13. The method of claim 7 wherein the step of pumping fracturing fluid into the annular area further comprises measuring fluid pressure in the wellbore using a sensor and communicating pressure measurements through the wireline for observing parameters of a potential screen-out of the wellbore.
14. A method of deploying a BHA for fracturing operations connected by a wireline in a casing of a wellbore comprising:
pumping fluid into the wellbore to position the BHA;
radially extending a shifting tool element of the BHA to a biased position to engage walls of a sleeve;
pulling the BHA by the wireline uphole until the shifting tool element of the BHA engages recesses of the sleeve;
setting the shifting tool element of the BHA to an engaged position to axially lock the shifting tool element to the sleeve;
setting a set of slips to engage the casing;
opening the sleeve by axially stroking the shifting tool element while the BHA is axially fixed to the casing;
setting a sealing element in the casing to isolate an annular area between the wellbore and the BHA;
pumping fracturing fluid into the annular area;
unsetting the sealing element in the casing;
waiting for pressure uphole and downhole the sealing element to equalize;
closing the sleeve by axially stroking the shifting tool element while the BHA is axially fixed to the casing;
releasing the set of slips;
retracting the shifting tool element to a collapsed position; and
pulling the BHA uphole with the wireline to the next sleeve.

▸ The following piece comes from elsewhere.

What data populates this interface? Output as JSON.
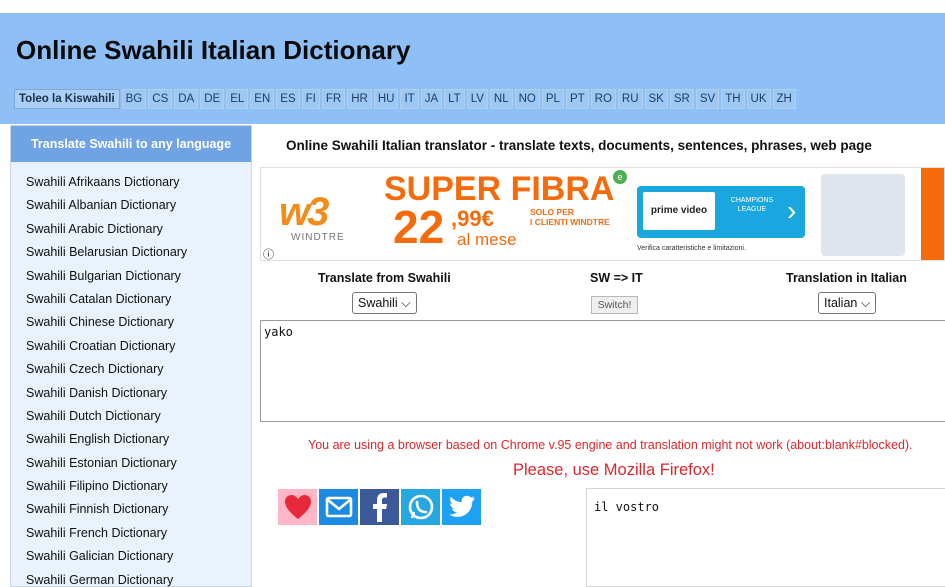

15. The method of claim 14, further comprising the step of measuring axial force on the wireline using a sensor and communicating axial force measurements through the wireline for observing wireline load.
16. The method of claim 14 wherein the step of pulling the BHA by the wireline uphole further comprises measuring axial force on the wireline using a sensor and communicating axial force measurements through the wireline to determine whether the shifting tool element is in the biased position, the engaged position or the collapsed position.
17. The method of claim 14 wherein the step of setting the sealing element further comprises measuring pressure proximate the sealing element using a sensor and communicating pressure measurements through the wireline to determine whether the sealing element is in a sealing position or a released position.
18. The method of claim 14 wherein the step of pumping fracturing fluid into the annular area further comprises measuring pressure uphole and downhole of the sealing element in the wellbore using sensors and communicating pressure measurements through the wireline for confirming a level of isolation provided by the sealing element.
19. The method of claim 14 wherein the step of pumping fracturing fluid into the annular area further comprises measuring fluid pressure in the wellbore using a sensor and communicating pressure measurements through the wireline for observing parameters of a potential screen-out of the wellbore.